Ces points assez techniques mais important doivent être portés à la connaissance des associations de protection des ouvrages hydrauliques et de leurs conseils juridiques. En effet, la loi sur la continuité écologique a changé en 2021, elle proscrit désormais de détruire l'usage actuel ou potentiel d'un ouvrage hydraulique, en particulier de détruire les seuils et chaussées de moulins. Or, dans les cas où l'administration refuse d'appliquer cette loi, ce changement circonstanciel de droit permet de saisir le juge du recours en excès de pouvoir pour lui demander d'abroger les textes règlementaires anciens dont se réclame l'administration. Ces textes sont très nombreux, ce sont notamment les SADGE et les SAGE qui organisent la gestion des bassins versants et le financement des opérations, mais aussi divers règlements édictés par les préfets et inspirés de la gestion des poissons migrateurs.
Les particuliers et les associations engageant un recours contentieux face à des casseurs d'ouvrage hydraulique doivent donc en profiter pour faire abroger ces règlements devenus illégaux.

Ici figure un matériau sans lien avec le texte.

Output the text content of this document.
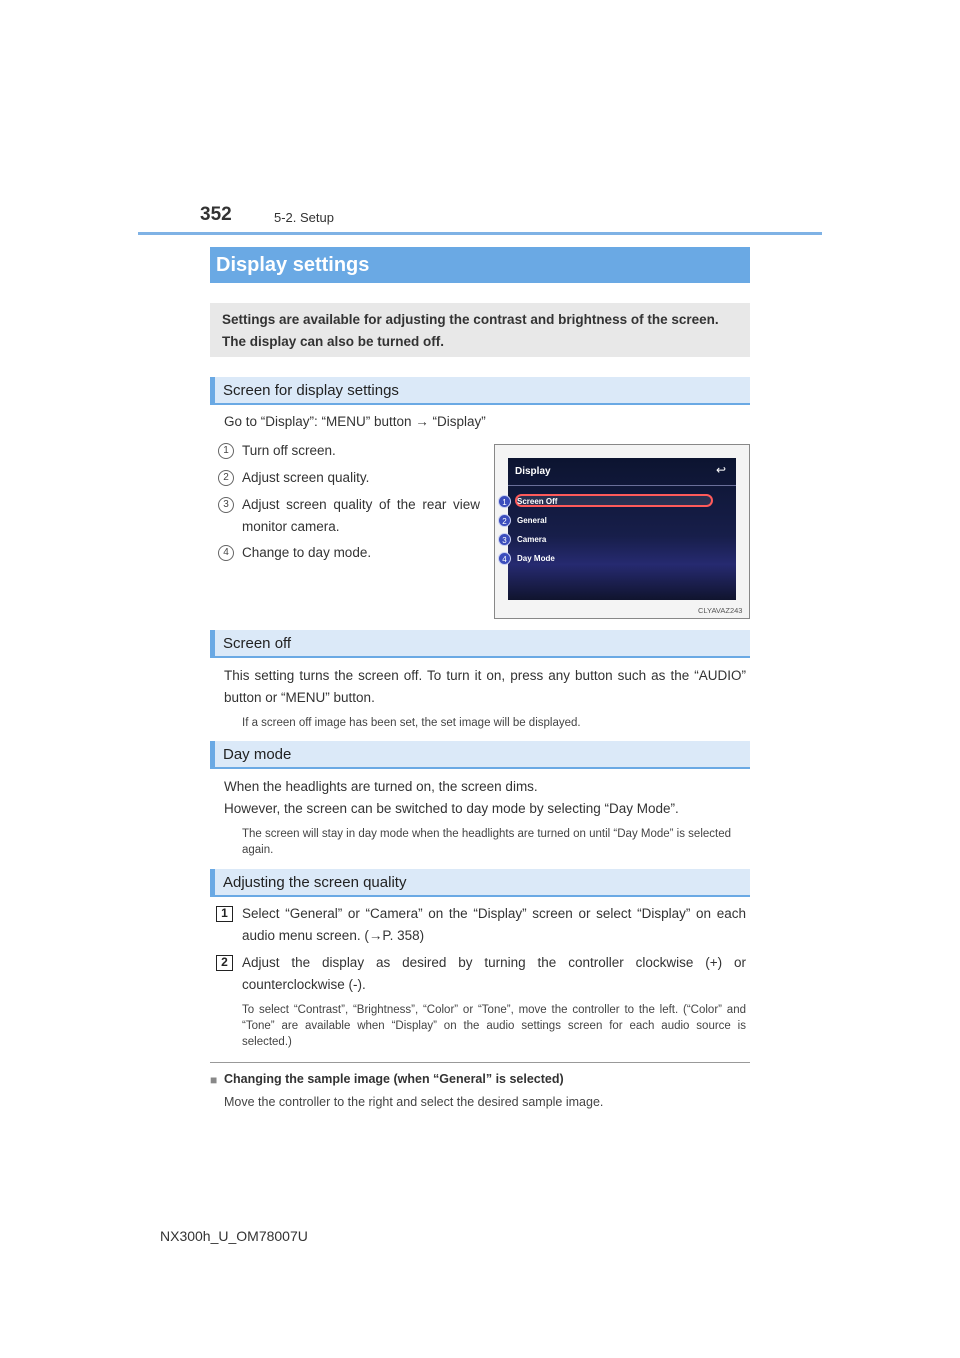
352	5-2. Setup
Display settings
Settings are available for adjusting the contrast and brightness of the screen. The display can also be turned off.
Screen for display settings
Go to “Display”: “MENU” button → “Display”
1 Turn off screen.
2 Adjust screen quality.
3 Adjust screen quality of the rear view monitor camera.
4 Change to day mode.
Display	↩
1	Screen Off
2	General
3	Camera
4	Day Mode
CLYAVAZ243
Screen off
This setting turns the screen off. To turn it on, press any button such as the “AUDIO” button or “MENU” button.
If a screen off image has been set, the set image will be displayed.
Day mode
When the headlights are turned on, the screen dims.
However, the screen can be switched to day mode by selecting “Day Mode”.
The screen will stay in day mode when the headlights are turned on until “Day Mode” is selected again.
Adjusting the screen quality
1	Select “General” or “Camera” on the “Display” screen or select “Display” on each audio menu screen. (→P. 358)
2	Adjust the display as desired by turning the controller clockwise (+) or counterclockwise (-).
To select “Contrast”, “Brightness”, “Color” or “Tone”, move the controller to the left. (“Color” and “Tone” are available when “Display” on the audio settings screen for each audio source is selected.)
■ Changing the sample image (when “General” is selected)
Move the controller to the right and select the desired sample image.
NX300h_U_OM78007U
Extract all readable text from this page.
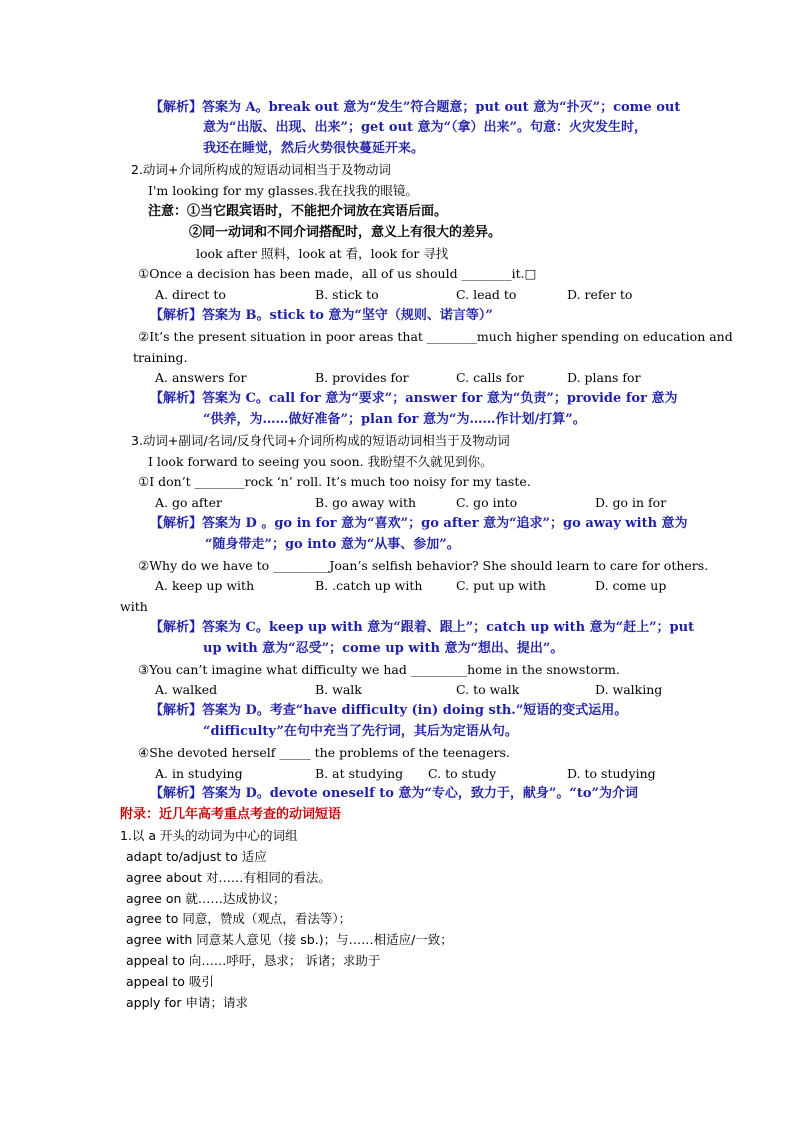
【解析】答案为 A。break out 意为“发生”符合题意；put out 意为“扑灭”；come out
意为“出版、出现、出来”；get out 意为“（拿）出来”。句意：火灾发生时，
我还在睡觉，然后火势很快蔓延开来。
2.动词+介词所构成的短语动词相当于及物动词
I'm looking for my glasses.我在找我的眼镜。
注意：①当它跟宾语时，不能把介词放在宾语后面。
②同一动词和不同介词搭配时，意义上有很大的差异。
look after 照料，look at 看，look for 寻找
①Once a decision has been made，all of us should ________it.□
A. direct to	B. stick to	C. lead to	D. refer to
【解析】答案为 B。stick to 意为“坚守（规则、诺言等）”
②It’s the present situation in poor areas that ________much higher spending on education and
training.
A. answers for	B. provides for	C. calls for	D. plans for
【解析】答案为 C。call for 意为“要求”；answer for 意为“负责”；provide for 意为
“供养，为……做好准备”；plan for 意为“为……作计划/打算”。
3.动词+副词/名词/反身代词+介词所构成的短语动词相当于及物动词
I look forward to seeing you soon. 我盼望不久就见到你。
①I don’t ________rock ‘n’ roll. It’s much too noisy for my taste.
A. go after	B. go away with	C. go into	D. go in for
【解析】答案为 D 。go in for 意为“喜欢”；go after 意为“追求”；go away with 意为
“随身带走”；go into 意为“从事、参加”。
②Why do we have to _________Joan’s selfish behavior? She should learn to care for others.
A. keep up with	B. .catch up with	C. put up with	D. come up
with
【解析】答案为 C。keep up with 意为“跟着、跟上”；catch up with 意为“赶上”；put
up with 意为“忍受”；come up with 意为“想出、提出”。
③You can’t imagine what difficulty we had _________home in the snowstorm.
A. walked	B. walk	C. to walk	D. walking
【解析】答案为 D。考查“have difficulty (in) doing sth.”短语的变式运用。
“difficulty”在句中充当了先行词，其后为定语从句。
④She devoted herself _____ the problems of the teenagers.
A. in studying	B. at studying C. to study	D. to studying
【解析】答案为 D。devote oneself to 意为“专心，致力于，献身”。“to”为介词
附录：近几年高考重点考查的动词短语
1.以 a 开头的动词为中心的词组
adapt to/adjust to 适应
agree about 对……有相同的看法。
agree on 就……达成协议；
agree to 同意，赞成（观点，看法等）；
agree with 同意某人意见（接 sb.)；与……相适应/一致；
appeal to 向……呼吁，恳求； 诉诸；求助于
appeal to 吸引
apply for 申请；请求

Source : Conseil d'Etat, arrêt n°437141, 19 novembre 2021
Post scriptum : le changement de la loi Climat et résilience survenu en 2021 ne concerne que les rivières classées au titre de la continuité écologique (rivières sujettes à classement au terme de l'article L214-17 Code environnement). Il ne concerne pas des droits d'eau abandonnés, ce qui est la plus grosse erreur que puisse faire un propriétaire abusé par des pressions administratives ou politiques locales, ou d'autres rivières non classées. Il revient au mouvement des ouvrages hydrauliques d'aller au terme de l'évolution de la doctrine publique de l'eau pour demander lors de la prochaine législature, et à l'occasion d'une loi sur l'environnement, que la gestion équilibrée et durable de l'eau (article L 211-1 Code environnement) intègre à son tour ces dispositions générales de protection des ouvrages. En effet, tant les pratiques des rivières que l'esprit des lois votées depuis 20 ans et la jurisprudence récente du conseil d'Etat indiquent que les objectifs de continuité biologique ou sédimentaire doivent être recherchés par des moyens qui se concilient avec les autres usages de l'eau. Faire consigner cela de manière explicite dans la loi permettra de couper court à toute vision extrémiste de la destruction d'ouvrage au nom du retour à une nature sauvage, vision ayant hélas contaminé certains esprits alors qu'elle n'a jamais été la finalité des lois françaises, ni l'intérêt général du pays.